Homeland Security Secretary Kirstjen Nielsen announced the termination of temporary protected status for Honduras.
The date of the transition has been delayed for 18 months and will become effective on Jan. 5, 2020, to allow for an orderly transition.
The decision to terminate TPS for Honduras was made after a review of the environmental disaster-related conditions upon which the country’s original 1999 TPS designation was based and an assessment of whether those originating conditions continue to exist, as required by statute.
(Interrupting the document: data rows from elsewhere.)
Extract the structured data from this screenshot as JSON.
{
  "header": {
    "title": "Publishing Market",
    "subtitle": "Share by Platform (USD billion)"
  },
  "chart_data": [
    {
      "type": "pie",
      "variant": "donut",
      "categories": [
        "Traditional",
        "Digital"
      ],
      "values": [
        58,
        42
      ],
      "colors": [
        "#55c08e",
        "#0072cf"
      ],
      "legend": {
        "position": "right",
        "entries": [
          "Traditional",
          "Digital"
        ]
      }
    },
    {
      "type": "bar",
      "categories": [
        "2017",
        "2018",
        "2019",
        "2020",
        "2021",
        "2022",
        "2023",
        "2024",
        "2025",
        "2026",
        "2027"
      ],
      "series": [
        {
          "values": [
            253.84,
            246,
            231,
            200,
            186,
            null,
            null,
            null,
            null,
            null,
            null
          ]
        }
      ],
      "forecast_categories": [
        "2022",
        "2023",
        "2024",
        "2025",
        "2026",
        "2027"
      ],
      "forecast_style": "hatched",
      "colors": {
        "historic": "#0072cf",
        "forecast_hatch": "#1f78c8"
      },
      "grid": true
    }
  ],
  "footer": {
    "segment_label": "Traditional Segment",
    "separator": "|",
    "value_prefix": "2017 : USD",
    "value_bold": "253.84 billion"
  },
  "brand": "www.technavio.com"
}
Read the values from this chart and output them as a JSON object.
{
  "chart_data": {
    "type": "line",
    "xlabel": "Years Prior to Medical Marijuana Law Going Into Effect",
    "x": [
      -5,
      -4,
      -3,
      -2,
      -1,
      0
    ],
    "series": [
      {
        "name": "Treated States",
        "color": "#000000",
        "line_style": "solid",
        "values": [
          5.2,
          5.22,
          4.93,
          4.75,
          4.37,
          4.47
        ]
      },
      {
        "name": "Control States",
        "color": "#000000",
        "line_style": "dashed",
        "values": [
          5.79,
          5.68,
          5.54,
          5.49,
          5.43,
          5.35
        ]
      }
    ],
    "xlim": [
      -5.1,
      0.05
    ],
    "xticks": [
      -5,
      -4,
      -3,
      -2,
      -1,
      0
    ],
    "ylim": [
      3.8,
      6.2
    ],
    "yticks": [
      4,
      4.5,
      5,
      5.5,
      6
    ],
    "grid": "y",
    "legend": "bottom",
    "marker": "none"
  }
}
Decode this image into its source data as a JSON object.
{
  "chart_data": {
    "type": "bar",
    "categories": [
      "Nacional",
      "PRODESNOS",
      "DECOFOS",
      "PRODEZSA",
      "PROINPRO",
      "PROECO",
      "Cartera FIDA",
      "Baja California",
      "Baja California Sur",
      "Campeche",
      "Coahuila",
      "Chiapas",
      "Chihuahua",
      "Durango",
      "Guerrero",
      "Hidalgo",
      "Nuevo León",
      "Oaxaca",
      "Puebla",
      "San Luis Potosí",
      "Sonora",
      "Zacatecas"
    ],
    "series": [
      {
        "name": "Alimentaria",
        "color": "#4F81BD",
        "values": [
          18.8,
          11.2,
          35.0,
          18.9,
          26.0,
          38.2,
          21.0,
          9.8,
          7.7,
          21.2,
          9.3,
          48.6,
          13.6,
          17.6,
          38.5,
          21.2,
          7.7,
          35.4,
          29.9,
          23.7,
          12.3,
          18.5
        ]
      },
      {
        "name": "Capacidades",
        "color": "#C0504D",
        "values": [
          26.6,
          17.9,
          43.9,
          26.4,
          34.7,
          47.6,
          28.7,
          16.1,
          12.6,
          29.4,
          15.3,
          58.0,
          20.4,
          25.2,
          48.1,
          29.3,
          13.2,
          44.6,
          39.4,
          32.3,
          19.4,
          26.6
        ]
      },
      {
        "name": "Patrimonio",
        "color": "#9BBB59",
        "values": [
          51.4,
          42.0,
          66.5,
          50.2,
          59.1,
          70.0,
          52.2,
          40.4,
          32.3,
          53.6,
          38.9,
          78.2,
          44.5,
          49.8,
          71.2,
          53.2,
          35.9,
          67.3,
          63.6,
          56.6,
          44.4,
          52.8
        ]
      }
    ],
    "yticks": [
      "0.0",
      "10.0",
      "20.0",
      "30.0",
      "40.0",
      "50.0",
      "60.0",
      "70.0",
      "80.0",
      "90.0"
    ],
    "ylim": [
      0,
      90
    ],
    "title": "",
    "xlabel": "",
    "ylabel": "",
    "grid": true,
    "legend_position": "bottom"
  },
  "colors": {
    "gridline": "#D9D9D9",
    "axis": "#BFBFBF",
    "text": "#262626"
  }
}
Based on careful consideration of available information, including recommendations received as part of an inter-agency consultation process, the secretary determined that the disruption of living conditions in Honduras from Hurricane Mitch that served as the basis for its TPS designation has decreased to a degree that it should no longer be regarded as substantial.
The 18-month delayed effective date will also provide time for Honduras to prepare for the return and reintegration of its citizens. During this timeframe, DHS will work with the Department of State and the government of Honduras to help educate relevant stakeholders and facilitate an orderly transition. In addition to materials posted online, DHS components will participate in outreach activities such as teleconferences, town halls, and roundtables to ensure that affected populations have a full and accurate understanding of their rights and obligations.
Honduran citizens with current TPS registrations will be required to re-register for TPS and apply for Employment Authorization Documents in order to legally work in the United States until the termination of Honduras’ TPS designation becomes effective. Further details about this termination for TPS, including the re-registration period, will appear in a Federal Register notice. Honduran TPS beneficiaries should not submit re-registration applications until the re-registration period is announced through the Federal Register notice.